When Are You Playing Something Else?
by Will Hindmarch | Sep 1, 2010 | Design, Question, RPGs | 32 comments
If it takes more than 15 minutes or one page of text to “summarize” the points of deviance, then you have reached escape velocity. (Note that the specific rules, e.g., an alternate magic system, might run longer than that. But, you should be able to say, “D&D 4e with the psionics rules from 1e added in and all non-human races are actually aliens from other realities.”)
Strictly speaking, the answer to this is that it can’t be answered by any particular fixed point in the transformation, but by:
1) Whether a community feels it has reached this tipping point.
2) Whether an small play group feels the same.
3) The ability and will to reconcile differences in perspective on games as played versus game as culture label (“real D&D”) at both levels, and between levels.
4) Noticeable shifting of one’s operations and creative goals on some deeper than superficial level.
At one extreme end we have games that obviously are different RPGs to the vast majority of participants, and where opinions that, say Vampire is the same as D&D are considered to be fringe, and on the other we have OSR bleating about half a dozen versions of D&D and their cousins, or the WotC’s marketing-driven attempt to deeply split AD&D1 and 2.
Now you may get a game that tries to enforce parameters about what it is and isn’t, like AD&D1 as portrayed in Gary Gygax’s old columns, or Apocalype World.

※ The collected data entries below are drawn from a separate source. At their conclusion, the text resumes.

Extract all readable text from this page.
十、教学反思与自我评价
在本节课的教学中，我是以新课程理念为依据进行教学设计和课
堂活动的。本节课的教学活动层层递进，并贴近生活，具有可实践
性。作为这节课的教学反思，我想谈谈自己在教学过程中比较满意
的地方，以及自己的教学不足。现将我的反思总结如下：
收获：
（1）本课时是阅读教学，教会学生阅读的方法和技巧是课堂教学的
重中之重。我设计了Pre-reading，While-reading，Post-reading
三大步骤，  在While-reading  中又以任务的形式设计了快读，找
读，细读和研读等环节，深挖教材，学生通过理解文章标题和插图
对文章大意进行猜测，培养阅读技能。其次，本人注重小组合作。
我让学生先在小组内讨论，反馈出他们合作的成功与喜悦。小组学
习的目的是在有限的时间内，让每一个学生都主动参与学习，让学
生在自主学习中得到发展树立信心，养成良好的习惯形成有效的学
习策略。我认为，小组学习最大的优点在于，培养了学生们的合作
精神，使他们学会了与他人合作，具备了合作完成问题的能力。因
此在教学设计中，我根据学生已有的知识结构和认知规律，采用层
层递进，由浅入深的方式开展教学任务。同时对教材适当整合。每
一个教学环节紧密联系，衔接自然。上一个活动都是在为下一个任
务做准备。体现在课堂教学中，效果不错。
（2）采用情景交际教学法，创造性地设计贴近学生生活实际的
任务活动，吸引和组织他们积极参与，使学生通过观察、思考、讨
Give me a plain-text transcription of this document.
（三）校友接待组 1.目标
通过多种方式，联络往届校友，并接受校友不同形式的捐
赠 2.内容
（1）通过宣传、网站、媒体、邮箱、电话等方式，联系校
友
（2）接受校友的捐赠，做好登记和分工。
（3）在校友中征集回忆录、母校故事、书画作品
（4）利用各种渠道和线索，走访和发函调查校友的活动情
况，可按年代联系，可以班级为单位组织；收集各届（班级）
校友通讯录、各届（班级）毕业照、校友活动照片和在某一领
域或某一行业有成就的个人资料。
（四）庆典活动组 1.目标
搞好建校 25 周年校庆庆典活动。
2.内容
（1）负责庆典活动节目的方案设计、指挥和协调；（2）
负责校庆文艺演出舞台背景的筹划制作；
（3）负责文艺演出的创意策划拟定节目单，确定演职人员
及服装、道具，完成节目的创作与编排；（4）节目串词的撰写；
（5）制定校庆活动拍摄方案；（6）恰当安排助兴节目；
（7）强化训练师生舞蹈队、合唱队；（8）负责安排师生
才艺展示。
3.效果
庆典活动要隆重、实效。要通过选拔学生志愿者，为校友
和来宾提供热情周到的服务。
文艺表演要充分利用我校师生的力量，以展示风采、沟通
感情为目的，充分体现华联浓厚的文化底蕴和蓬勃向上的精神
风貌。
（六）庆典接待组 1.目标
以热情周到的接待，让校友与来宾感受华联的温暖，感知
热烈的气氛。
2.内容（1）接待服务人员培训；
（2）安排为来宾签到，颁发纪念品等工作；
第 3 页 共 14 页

These have as much standing as the community and groups let them have. Sometimes designers want that authority. Sometimes they want it without wanting to admit it, so they say that their authority is embedded in the game.
There are good and bad reasons to seek this authority over what a game “really” is. Moral considerations matter. For example, I know of at least one case where Mage: The Ascension’s Technocracy stuff was used to fuel the violent, fascist fantasies of a religious bigot. Dogs in the Vineyard was used to run the Waffen SS. It’s okay to say that this level of douchebaggery isn’t part of the game. It’s not as good an idea to say that a GMing style you personally don’t like “disqualifies” a game.
Re Lugh, from one of my STs: “How big does the font have to be?”
@Joe – Minimum 10 point, preferably a sans serif font. Though, if you use Comic Sans, you are automatically disqualified.
@Malcolm – Each of your four points are just focused examples of “it’s different when it’s different.” Or, more specifically, when majority rule agrees it’s different. While technically correct, it does nothing to narrow down where the tipping point is.
While technically correct, it does nothing to narrow down where the tipping point is.
My criteria assume the intervention of human beings able to develop a rudimentary theory of mind.
I was presuming that Will was asking for precisely that theory. Or, at least, some way to outline the shape of it.
As a starting point, is the tipping point defined by house rules? By GM or player technique? By setting divergence? By something else, effable or ineffable?
Is it a true tipping point? That is, can a given session wander well away from the core game, but then come right back the next session? Or does introducing a crashed spaceship into D&D forever push the campaign setting away from the core?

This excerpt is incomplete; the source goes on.